In deze paragraaf behandelen we de vraag of er door de doorbelasting rust en ruimte is ontstaan om de inhoudelijke agenda van de Generieke Digitale infrastructuur verder vorm te geven. Volgens het Ministerraadbesluit lost doorbelasting van toerekenbare kosten het slepende financiële probleem duurzaam op, waardoor de komende jaren rust en ruimte ontstaat om de inhoudelijke agenda van de Generieke Digitale Infrastructuur verder vorm te geven.

Op basis van de opvattingen van de verschillende stakeholders en onze eigen waarnemingen hebben wij geconstateerd dat het systeem van doorbelasting is opgezet conform het

Instellingsbesluit, maar dat veel negatieve opvattingen bestaan over de werking, waarbij perverse prikkels worden gezien. Een perverse prikkel is een neveneffect van een maatregel dat inhoudt dat personen door de maatregel worden verleid tot gedrag dat door de initiator van de maatregel als ongewenst wordt beschouwd. De perverse prikkel bij de doorbelasting van de kosten van voorzieningen houdt in dat niet gestimuleerd wordt tot het gewenste gedrag van aansluiten of gebruik van de voorzieningen, maar juist een rem wordt gezet op aansluiten en/of gebruik. Ter illustratie: een uitvoeringsorganisatie is op korte termijn niet voornemens gebruik te maken van de Berichtenbox, vanuit het argument dat een brief in een envelop minder kost. Wanneer we deze reactie plaatsen ten opzichte van de ambitie zoals het kabinet heeft uitgesproken over het stimuleren van de rol van digitalisering voor een betere dienstverlening aan de samenleving, zien we dat de doorbelasting een belangrijk ongewenst en onbedoeld neveneffect heeft: partijen zien af van digitalisering terwijl dat wel een ambitie van het kabinet is.
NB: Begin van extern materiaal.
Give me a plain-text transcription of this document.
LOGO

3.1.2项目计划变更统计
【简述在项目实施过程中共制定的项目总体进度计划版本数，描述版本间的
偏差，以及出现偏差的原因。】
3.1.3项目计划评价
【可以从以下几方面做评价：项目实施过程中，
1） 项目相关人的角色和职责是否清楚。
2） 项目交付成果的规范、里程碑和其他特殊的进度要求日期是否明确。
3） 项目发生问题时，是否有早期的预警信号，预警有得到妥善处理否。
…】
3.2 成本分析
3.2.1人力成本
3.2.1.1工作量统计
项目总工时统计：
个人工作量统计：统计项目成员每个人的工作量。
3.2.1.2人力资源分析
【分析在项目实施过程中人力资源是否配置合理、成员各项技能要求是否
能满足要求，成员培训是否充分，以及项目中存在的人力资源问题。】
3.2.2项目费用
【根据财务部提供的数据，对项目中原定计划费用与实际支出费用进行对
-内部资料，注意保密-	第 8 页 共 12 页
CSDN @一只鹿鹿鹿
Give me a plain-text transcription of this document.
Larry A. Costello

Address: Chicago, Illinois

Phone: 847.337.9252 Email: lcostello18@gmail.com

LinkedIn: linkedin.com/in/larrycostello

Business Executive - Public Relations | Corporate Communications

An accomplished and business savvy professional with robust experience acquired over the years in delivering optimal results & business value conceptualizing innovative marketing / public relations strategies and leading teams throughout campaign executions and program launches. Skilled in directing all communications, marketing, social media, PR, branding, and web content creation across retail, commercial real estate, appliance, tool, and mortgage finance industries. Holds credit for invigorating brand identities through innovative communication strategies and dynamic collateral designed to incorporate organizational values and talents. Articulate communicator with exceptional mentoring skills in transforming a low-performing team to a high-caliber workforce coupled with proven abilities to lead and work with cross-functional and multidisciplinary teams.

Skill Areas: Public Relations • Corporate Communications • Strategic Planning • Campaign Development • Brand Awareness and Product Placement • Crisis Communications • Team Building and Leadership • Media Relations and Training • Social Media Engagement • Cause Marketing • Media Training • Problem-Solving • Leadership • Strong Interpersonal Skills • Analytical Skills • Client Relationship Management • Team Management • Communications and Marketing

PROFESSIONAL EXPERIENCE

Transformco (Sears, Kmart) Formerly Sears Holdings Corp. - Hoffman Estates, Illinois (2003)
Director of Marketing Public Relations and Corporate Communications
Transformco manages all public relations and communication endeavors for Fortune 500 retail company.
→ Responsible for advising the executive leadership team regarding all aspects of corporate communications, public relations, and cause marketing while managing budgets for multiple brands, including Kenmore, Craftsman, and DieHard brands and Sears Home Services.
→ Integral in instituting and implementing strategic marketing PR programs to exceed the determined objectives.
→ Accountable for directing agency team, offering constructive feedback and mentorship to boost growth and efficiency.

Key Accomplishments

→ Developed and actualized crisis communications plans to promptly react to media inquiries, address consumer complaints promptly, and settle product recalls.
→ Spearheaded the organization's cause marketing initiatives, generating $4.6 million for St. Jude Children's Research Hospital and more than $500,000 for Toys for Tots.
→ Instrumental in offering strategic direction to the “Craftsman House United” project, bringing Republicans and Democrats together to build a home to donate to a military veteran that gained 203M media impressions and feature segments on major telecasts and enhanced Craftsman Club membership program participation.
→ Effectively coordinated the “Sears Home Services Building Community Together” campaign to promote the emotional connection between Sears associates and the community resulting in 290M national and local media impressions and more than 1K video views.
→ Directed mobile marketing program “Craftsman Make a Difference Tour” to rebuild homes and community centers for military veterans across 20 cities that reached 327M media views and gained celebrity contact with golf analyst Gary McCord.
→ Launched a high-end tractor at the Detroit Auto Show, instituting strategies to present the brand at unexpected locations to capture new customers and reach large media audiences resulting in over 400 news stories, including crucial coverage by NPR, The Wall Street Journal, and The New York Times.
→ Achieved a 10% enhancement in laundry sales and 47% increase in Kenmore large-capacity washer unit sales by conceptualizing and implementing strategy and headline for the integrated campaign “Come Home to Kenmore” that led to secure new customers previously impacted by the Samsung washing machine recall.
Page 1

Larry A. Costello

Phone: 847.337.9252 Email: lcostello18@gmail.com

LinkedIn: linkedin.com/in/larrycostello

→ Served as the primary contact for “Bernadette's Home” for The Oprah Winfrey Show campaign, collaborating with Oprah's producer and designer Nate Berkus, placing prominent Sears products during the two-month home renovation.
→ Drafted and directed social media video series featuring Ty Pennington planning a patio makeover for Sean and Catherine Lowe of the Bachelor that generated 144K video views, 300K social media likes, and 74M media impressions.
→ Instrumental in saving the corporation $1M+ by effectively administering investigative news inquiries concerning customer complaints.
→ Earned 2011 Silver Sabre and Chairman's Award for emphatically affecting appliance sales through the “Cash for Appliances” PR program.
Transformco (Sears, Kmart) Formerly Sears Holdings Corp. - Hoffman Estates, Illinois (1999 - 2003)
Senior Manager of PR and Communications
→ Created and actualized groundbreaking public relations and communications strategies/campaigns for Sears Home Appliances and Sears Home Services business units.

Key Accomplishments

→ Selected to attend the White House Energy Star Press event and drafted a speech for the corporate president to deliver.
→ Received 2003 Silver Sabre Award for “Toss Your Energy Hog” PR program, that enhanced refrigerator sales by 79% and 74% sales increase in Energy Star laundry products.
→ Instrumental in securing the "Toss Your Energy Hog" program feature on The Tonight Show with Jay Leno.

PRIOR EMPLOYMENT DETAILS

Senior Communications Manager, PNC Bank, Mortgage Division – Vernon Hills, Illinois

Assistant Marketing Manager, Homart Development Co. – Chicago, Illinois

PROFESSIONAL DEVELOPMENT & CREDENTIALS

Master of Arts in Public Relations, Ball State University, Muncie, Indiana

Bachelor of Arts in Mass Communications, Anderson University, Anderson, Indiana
Een ander neveneffect dat we zien is dat veel tijd en energie in de discussie rondom toerekening van kosten en tarieven wordt gestoken (zowel bij de partij die doorbelast, als de partij aan wie wordt doorbelast). Tijd en energie die ook besteed had kunnen worden aan het bespreken van meer inhoudelijke vraagstukken rondom verbeteren van de voorzieningen en doorontwikkelen van functionaliteit voor burgers en bedrijven. Door de doorbelasting is een technische oplossing voor de tekorten gevonden. Maar de discussies over de wijze en hoogte van de doorbelasting vragen veel energie, waardoor onvoldoende rust en ruimte ontstaan om de inhoudelijke agenda van de Generieke Digitale Infrastructuur verder vorm te geven.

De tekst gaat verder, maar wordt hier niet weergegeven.